Tuesday, October 4, 2011
Peace be with you
Do you long for some peace and calm? Is your life busy and hectic? Perhaps you have children who need to be at various events that require a ride, a cheerleading parent, or at the very least, a baked good. It can feel overwhelming to try to juggle the various schedules and needs of yourself and your loved ones. Take a deep breath. No matter where you are, you can always take a breath. Breathe in, breathe out. Surrender. It can all wait a minute while you collect yourself. Let go. Honor the silence within. It is in the silence that you will find peace. It is a letting go, an exhale. Stop what you are doing, if only for a moment. Stop the flurry of thoughts that keep you from enjoying the silence. Breathe peace. Breathe calm. It only takes a few minutes to claim your peace and feel centered. Breathe peace. May peace always be with you.

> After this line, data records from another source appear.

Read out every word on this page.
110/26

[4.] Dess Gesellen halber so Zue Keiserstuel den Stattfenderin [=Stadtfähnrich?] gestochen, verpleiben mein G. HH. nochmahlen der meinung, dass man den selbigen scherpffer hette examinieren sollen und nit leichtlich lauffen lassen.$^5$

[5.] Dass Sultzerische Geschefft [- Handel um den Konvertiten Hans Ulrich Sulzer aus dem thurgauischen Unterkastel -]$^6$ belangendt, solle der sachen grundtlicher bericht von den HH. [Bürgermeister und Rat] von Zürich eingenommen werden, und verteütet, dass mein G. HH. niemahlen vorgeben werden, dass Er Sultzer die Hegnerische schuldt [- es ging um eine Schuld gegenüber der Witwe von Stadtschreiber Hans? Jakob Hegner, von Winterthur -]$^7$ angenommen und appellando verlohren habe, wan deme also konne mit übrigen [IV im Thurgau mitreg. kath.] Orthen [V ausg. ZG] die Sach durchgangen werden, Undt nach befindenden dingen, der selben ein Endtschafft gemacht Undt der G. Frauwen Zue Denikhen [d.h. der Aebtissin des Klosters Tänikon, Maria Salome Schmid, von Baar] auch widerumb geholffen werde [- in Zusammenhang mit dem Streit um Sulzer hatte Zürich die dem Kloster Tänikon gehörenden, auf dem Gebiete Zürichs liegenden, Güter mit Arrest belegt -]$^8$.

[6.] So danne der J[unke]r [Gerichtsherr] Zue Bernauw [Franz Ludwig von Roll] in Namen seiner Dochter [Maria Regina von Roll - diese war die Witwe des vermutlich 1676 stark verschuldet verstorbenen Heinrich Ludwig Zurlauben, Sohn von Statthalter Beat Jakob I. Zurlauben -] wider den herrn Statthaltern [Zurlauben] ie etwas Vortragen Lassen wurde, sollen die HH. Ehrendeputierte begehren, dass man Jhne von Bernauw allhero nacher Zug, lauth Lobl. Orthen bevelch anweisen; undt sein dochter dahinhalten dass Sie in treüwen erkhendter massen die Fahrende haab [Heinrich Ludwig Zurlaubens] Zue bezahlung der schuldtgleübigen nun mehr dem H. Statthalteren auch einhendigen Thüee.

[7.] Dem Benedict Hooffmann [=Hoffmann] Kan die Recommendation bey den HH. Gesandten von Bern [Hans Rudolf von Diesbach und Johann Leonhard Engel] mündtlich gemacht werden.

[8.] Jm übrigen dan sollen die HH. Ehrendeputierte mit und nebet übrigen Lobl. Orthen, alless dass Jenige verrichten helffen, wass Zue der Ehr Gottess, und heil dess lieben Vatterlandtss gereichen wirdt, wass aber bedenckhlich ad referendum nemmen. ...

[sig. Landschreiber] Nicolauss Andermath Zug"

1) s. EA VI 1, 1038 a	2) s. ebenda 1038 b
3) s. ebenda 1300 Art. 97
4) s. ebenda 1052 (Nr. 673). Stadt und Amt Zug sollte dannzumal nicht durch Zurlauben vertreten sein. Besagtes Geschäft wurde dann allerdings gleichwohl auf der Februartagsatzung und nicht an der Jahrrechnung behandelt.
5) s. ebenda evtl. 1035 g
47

Ahh… all is well. Monday, October 3, 2011
Self Care
Self-care is the consistent way in which you take care of yourself. Whether you choose a weekend getaway, a warm bath, or a nap on a Sunday afternoon, it is important to take the necessary time to care for yourself. If you are a caregiver, a person who is caring for a child(ren) or a parent, it is vital that you, too, receive love and care. Too often, people become ill as a result of neglecting themselves physically or emotionally. For example, women who hold resentment increase their likelihood of breast cancer. Recently, I have observed people coming down with colds, which Louise Hay (author of Heal your Body) identifies as "too much going on at once." Furthermore, coughing is "barking at the world." Self-care is a remedy for all potential illnesses. It cannot be purchased at any pharmacy. It is simply the ability to nurture oneself. When you nurture yourself, you are less likely to fall victim to illness or injury. After all your needs are being met. You can learn more about your personal mind body connection, by attending the Healing your Mind, Body Spirit Weekend. As a cancer survivor, I am grateful to recognize the power of the mind in the healing of the body. Just for this week, find ways to nurture yourself.
Sunday, October 2, 2011
Support in Life
What does it mean to feel supported? My daughter, Kelci, was scheduled to take her SAT exam yesterday. I awoke at 6am to insure that she had sufficient time to get ready and arrive on time. I packed her snacks, sharpened her pencils, and made her a good breakfast. In doing all this, I recognized that I was providing support. How much easier our life is when we have the support that we need. Whether support comes in the form of emotional, physical or financial, humans need support. We are not meant to move through life doing it by ourselves. Support diminishes struggle. Allow others to support you. Ask for help. Appreciate those who support you. Recognize how you are supported.